Ad thi no mind to follow in their shoes?

‘Ere, ave another swig – tha’s like a sheet
what started out as peachy then lost
its colourin in t’wash. Ah tell thi what:
you tek these pumps off me to elp thi ome.
They’re seconds, any road, an just your size,
an tha’s some sloggin still to Thornton.’
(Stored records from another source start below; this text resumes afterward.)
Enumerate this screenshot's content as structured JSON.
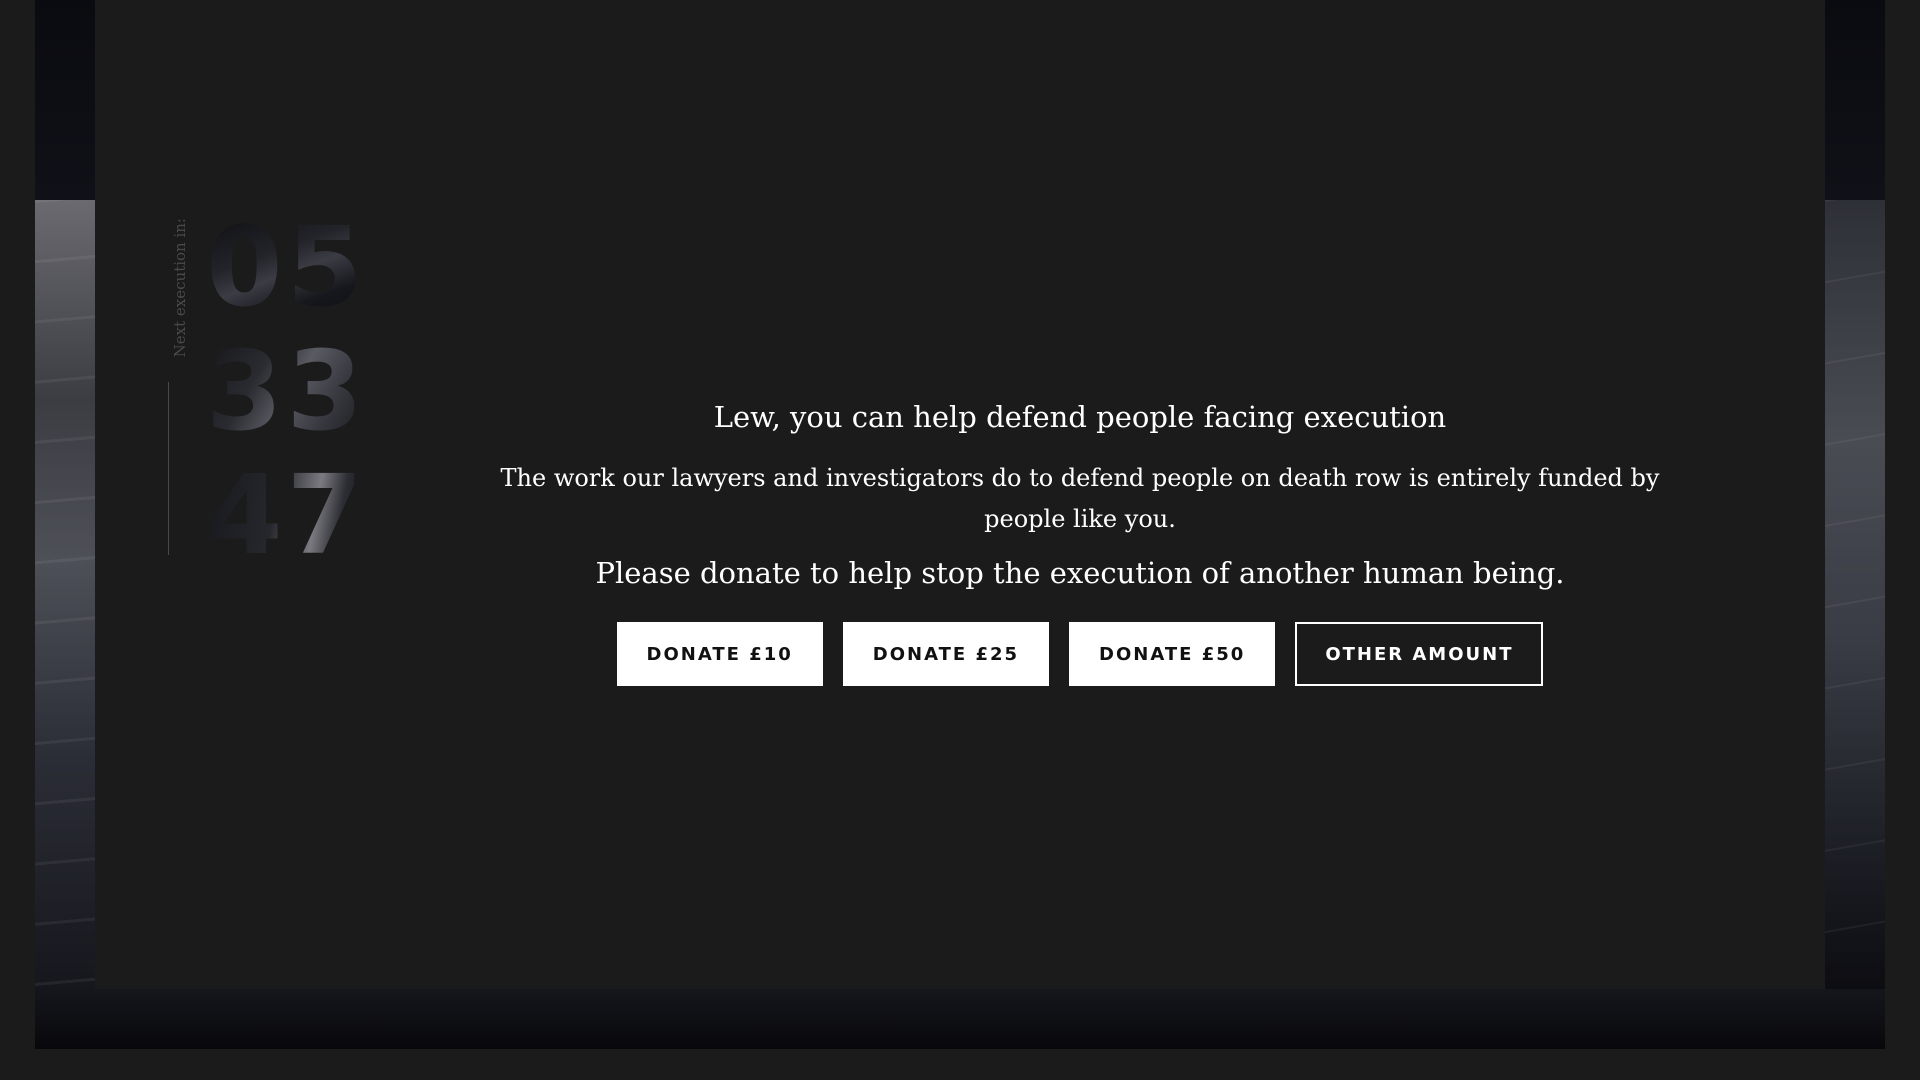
{
  "countdown": {
    "label": "Next execution in:",
    "rows": [
      "05",
      "33",
      "47"
    ]
  },
  "message": {
    "headline": "Lew, you can help defend people facing execution",
    "body": "The work our lawyers and investigators do to defend people on death row is entirely funded by people like you.",
    "appeal": "Please donate to help stop the execution of another human being."
  },
  "donate": {
    "buttons": [
      {
        "label": "DONATE £10"
      },
      {
        "label": "DONATE £25"
      },
      {
        "label": "DONATE £50"
      }
    ],
    "other_label": "OTHER AMOUNT"
  },
  "colors": {
    "overlay_background": "#1b1b1b",
    "button_background": "#ffffff",
    "button_text": "#111111",
    "text": "#ffffff"
  }
}
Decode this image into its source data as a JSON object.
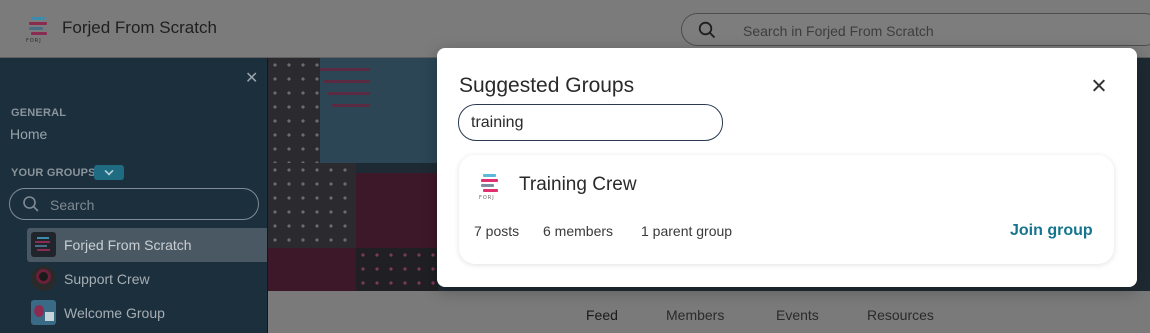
{
  "header": {
    "app_title": "Forjed From Scratch",
    "logo_text": "FORJ",
    "search_placeholder": "Search in Forjed From Scratch",
    "search_icon": "search-icon"
  },
  "sidebar": {
    "close_icon": "close-icon",
    "general_label": "GENERAL",
    "home_label": "Home",
    "your_groups_label": "YOUR GROUPS",
    "search_placeholder": "Search",
    "groups": [
      {
        "label": "Forjed From Scratch",
        "active": true
      },
      {
        "label": "Support Crew",
        "active": false
      },
      {
        "label": "Welcome Group",
        "active": false
      }
    ]
  },
  "tabs": [
    "Feed",
    "Members",
    "Events",
    "Resources"
  ],
  "modal": {
    "title": "Suggested Groups",
    "search_value": "training",
    "close_icon": "close-icon",
    "result": {
      "name": "Training Crew",
      "logo_text": "FORJ",
      "posts": "7 posts",
      "members": "6 members",
      "parent": "1 parent group",
      "join_label": "Join group"
    }
  },
  "colors": {
    "accent": "#16748e",
    "logo_pink": "#e0306f",
    "logo_blue": "#5bb8d8",
    "logo_navy": "#2b3a52"
  }
}
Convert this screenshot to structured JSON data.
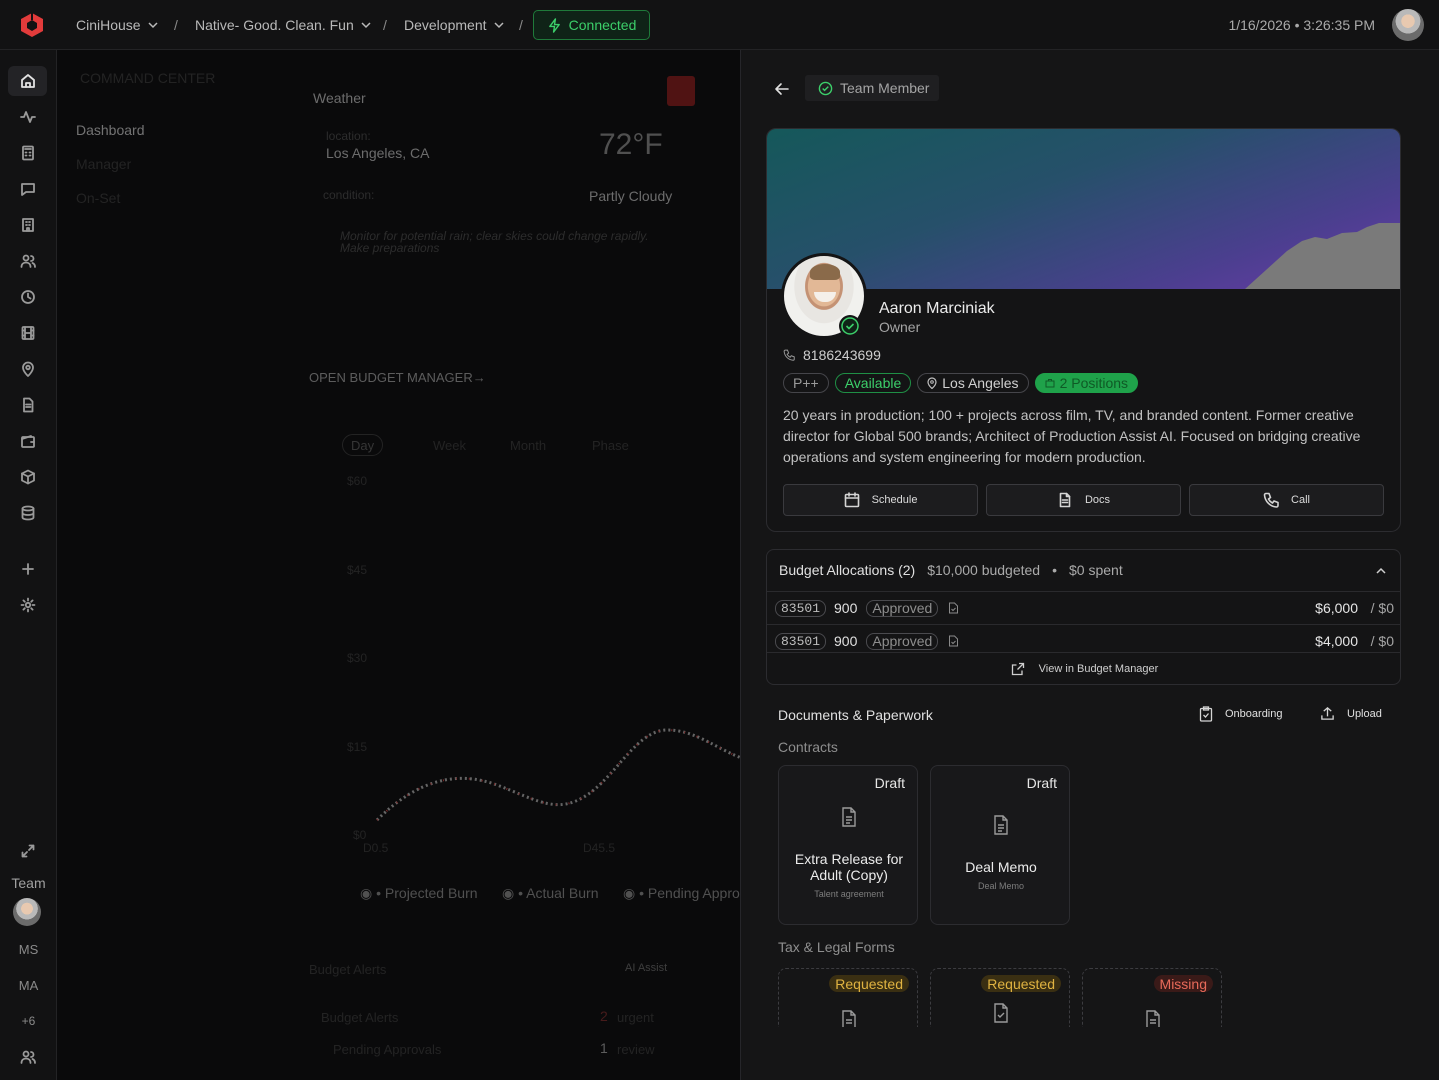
{
  "topbar": {
    "workspace": "CiniHouse",
    "project": "Native- Good. Clean. Fun",
    "phase": "Development",
    "status": "Connected",
    "datetime": "1/16/2026 • 3:26:35 PM"
  },
  "sidebar": {
    "items": [
      "home",
      "activity",
      "calculator",
      "messages",
      "building",
      "users",
      "clock",
      "film",
      "location",
      "document",
      "wallet",
      "package",
      "database",
      "add",
      "settings"
    ],
    "team_label": "Team",
    "team_initials": [
      "MS",
      "MA",
      "+6"
    ]
  },
  "background": {
    "command_center": "COMMAND CENTER",
    "nav": [
      "Dashboard",
      "Manager",
      "On-Set"
    ],
    "weather_title": "Weather",
    "location_label": "location:",
    "location_value": "Los Angeles, CA",
    "temperature": "72°F",
    "condition_label": "condition:",
    "condition_value": "Partly Cloudy",
    "weather_note": "Monitor for potential rain; clear skies could change rapidly. Make preparations",
    "budget_link": "OPEN BUDGET MANAGER→",
    "ranges": [
      "Day",
      "Week",
      "Month",
      "Phase"
    ],
    "y_ticks": [
      "$60",
      "$45",
      "$30",
      "$15",
      "$0"
    ],
    "x_ticks": [
      "D0.5",
      "D45.5"
    ],
    "legend": [
      "Projected Burn",
      "Actual Burn",
      "Pending Appro"
    ],
    "alerts_title": "Budget Alerts",
    "ai_assist": "AI Assist",
    "alerts": [
      {
        "label": "Budget Alerts",
        "count": "2",
        "status": "urgent"
      },
      {
        "label": "Pending Approvals",
        "count": "1",
        "status": "review"
      }
    ]
  },
  "panel": {
    "badge": "Team Member",
    "person": {
      "name": "Aaron Marciniak",
      "role": "Owner",
      "phone": "8186243699",
      "tags": {
        "level": "P++",
        "availability": "Available",
        "location": "Los Angeles",
        "positions": "2 Positions"
      },
      "bio": "20 years in production; 100 + projects across film, TV, and branded content. Former creative director for Global 500 brands; Architect of Production Assist AI. Focused on bridging creative operations and system engineering for modern production."
    },
    "actions": {
      "schedule": "Schedule",
      "docs": "Docs",
      "call": "Call"
    },
    "budget": {
      "title": "Budget Allocations (2)",
      "budgeted": "$10,000 budgeted",
      "dot": "•",
      "spent": "$0 spent",
      "rows": [
        {
          "code": "83501",
          "account": "900",
          "status": "Approved",
          "amount": "$6,000",
          "spent": "/ $0"
        },
        {
          "code": "83501",
          "account": "900",
          "status": "Approved",
          "amount": "$4,000",
          "spent": "/ $0"
        }
      ],
      "view_link": "View in Budget Manager"
    },
    "documents": {
      "title": "Documents & Paperwork",
      "onboarding": "Onboarding",
      "upload": "Upload",
      "contracts_label": "Contracts",
      "contracts": [
        {
          "status": "Draft",
          "name": "Extra Release for Adult (Copy)",
          "type": "Talent agreement"
        },
        {
          "status": "Draft",
          "name": "Deal Memo",
          "type": "Deal Memo"
        }
      ],
      "tax_label": "Tax & Legal Forms",
      "tax_forms": [
        {
          "status": "Requested"
        },
        {
          "status": "Requested"
        },
        {
          "status": "Missing"
        }
      ]
    }
  },
  "colors": {
    "accent_green": "#3ccf6a",
    "banner_start": "#15585a",
    "banner_end": "#6a3aa8",
    "logo_red": "#e23b3b"
  }
}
Then I was out beside him shaking hands
as he clattered off across a cattle grid,
turning left down to Elslack by the pines.
He should have come out by the Tempest
but the roak was too mawky to see beyond
the reservoir and he vanished in thin air.

That cardboard box was all I had to show
for our meeting, its pair of char-black pumps
like the ones I’d brought from school for Jeffrey Holmes
the Christmas break after his accident,
the lorry that flicked him from his bicycle
turning my mate into a sickbed ghost.

I laced the eyelets for the journey on
across the bogs and sandylands of moor.
Beside the ink-blot of a rookery
I could make out the nib of Thornton church,
and up behind, like an act of kindness,
a perched, solitary, whitewashed farm.

And in the gorse and peat and heather-scorch
his voice came back again like judgment,
the voice of the tarns with their millstones,
a cairn of slingshot stopping me in my tracks
until the wind brought the grit of a Hargreaves
or one of the Barnoldswick MacBrides:

Get on wi thee, stuck there in t’ bracken
maunderin and moulderin like a corpse.
What odds would it ave made tha stayin put?
Didst think tha could cure us like thi father?
If tha’d not buggered off at twenty
tha’d as like be a boss at Silentnight,

layin us off wi no brass or future
in this valley of dead vases an mills.
So thank thi lucky stars yon ol divel’s
gi’en thi some pumps to get ell out again
an shift thisen sharpish to t’nearest stickle
afore tha’s eaten up by t’worms or us.